Austin Pendleton directed a production at the Parker Playhouse in Fort Lauderdale for three weeks that transferred to the Kennedy Center in Washington, D.C., for six weeks before opening on Broadway. The production opened on May 7, 1981, at the Martin Beck Theatre for 123 performances and eight previews. The cast included Elizabeth Taylor as Regina, Tom Aldredge as Horace, Dennis Christopher as Leo, Maureen Stapleton as Birdie, and Anthony Zerbe as Benjamin. Florence Klotz was the costume designer. In a Time article prior to the Broadway opening, Gerald Clarke reported nearly $1 million worth of ticket sales during the week after advertisements announcing Taylor's appearance appeared in The New York Times. Taylor received nominations for both the Tony Award for Best Performance by a Leading Actress in a Play and the Drama Desk Award for Outstanding Actress in a Play. Tony nominations also went to Pendleton for Best Direction of a Play, Aldredge for Best Featured Actor in a Play, Stapleton for Best Featured Actress in a Play, and the play itself for Best Revival.
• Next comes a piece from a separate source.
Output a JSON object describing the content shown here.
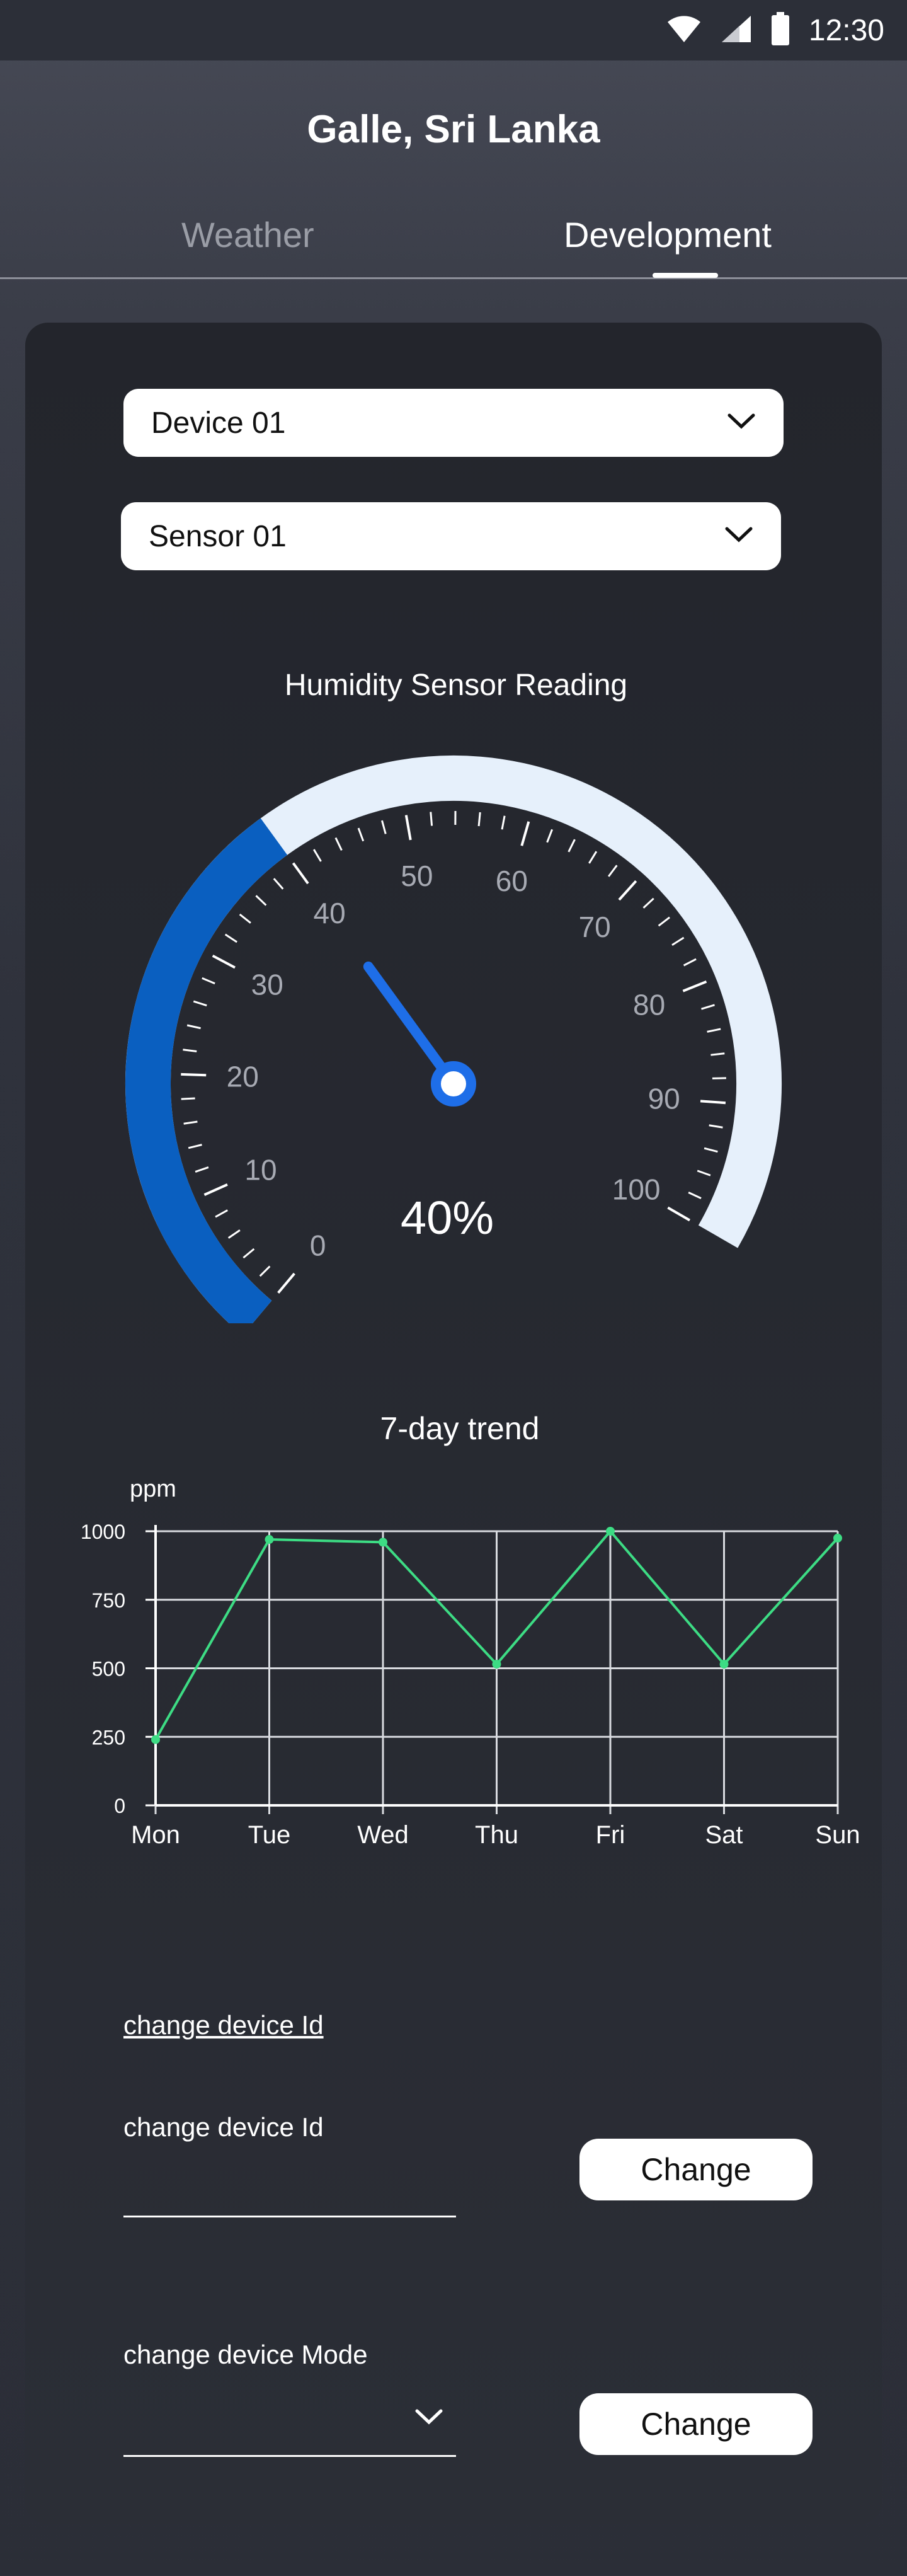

A 1997 revival, again at the Vivian Beaumont, ran for 27 previews and 57 performances from April 3 to June 15. Directed by Jack O'Brien, the cast included Stockard Channing as Regina, Kenneth Welsh as Horace, Brian Kerwin as Oscar, Brian Murray as Benjamin, and Frances Conroy as Birdie. Murray was nominated for the Tony Award for Best Featured Actor in a Play and won the Drama Desk Award for Outstanding Featured Actor in a Play, and John Lee Beatty was nominated for the Tony Award for Best Scenic Design.

The production was revived at The Shakespeare Theatre of New Jersey, from June 3 to 28, 2009, with Venida Evans, Ron Brice, Deanne Lorette, Brian Dykstra, Fisher Neal, Kathryn Meisle, Einar Gunn, Philip Goodwin, Lindsey Wochley, Bradford Cover, and directed by Matthew Arbour.

Another revival was produced by Cleveland Play House in the 75th anniversary year of the original Broadway production, September 12–October 5, 2014, in the Allen Theatre (Playhouse Square) in Cleveland. The production was directed by Artistic Director Laura Kepley.

Kyle Donnelly directed a revival at Washington, DC's Arena Stage from September 23 to October 30, 2016. The cast included Marg Helgenberger, Edward Gero, Isabel Keating, and Jack Willis.

Manhattan Theatre Club produced a Broadway revival that began previews on March 29, 2017, and opened officially on April 19 at the Samuel J. Friedman Theatre. It starred Laura Linney (who was nominated for a Tony Award—Performance by a Leading Actress in a Play) and Cynthia Nixon who alternated the roles of Regina Giddens and Birdie, with direction by Daniel J. Sullivan. Cynthia Nixon won the Tony Award for Featured Actress in a Play for her turn as Birdie. The production team included Scott Pask, Justin Townsend, Jane Greenwood, Fotz Patton, and Tom Watson. It played its final performance on July 2, 2017.

The Gate Theatre in Dublin, was planning a revival in 2020, directed by Blanche McIntyre, but this was postponed due to the COVID-19 pandemic.

The Young Vic in London produced a three-month revival that opened December 2, 2024 starring Anne-Marie Duff as Regina.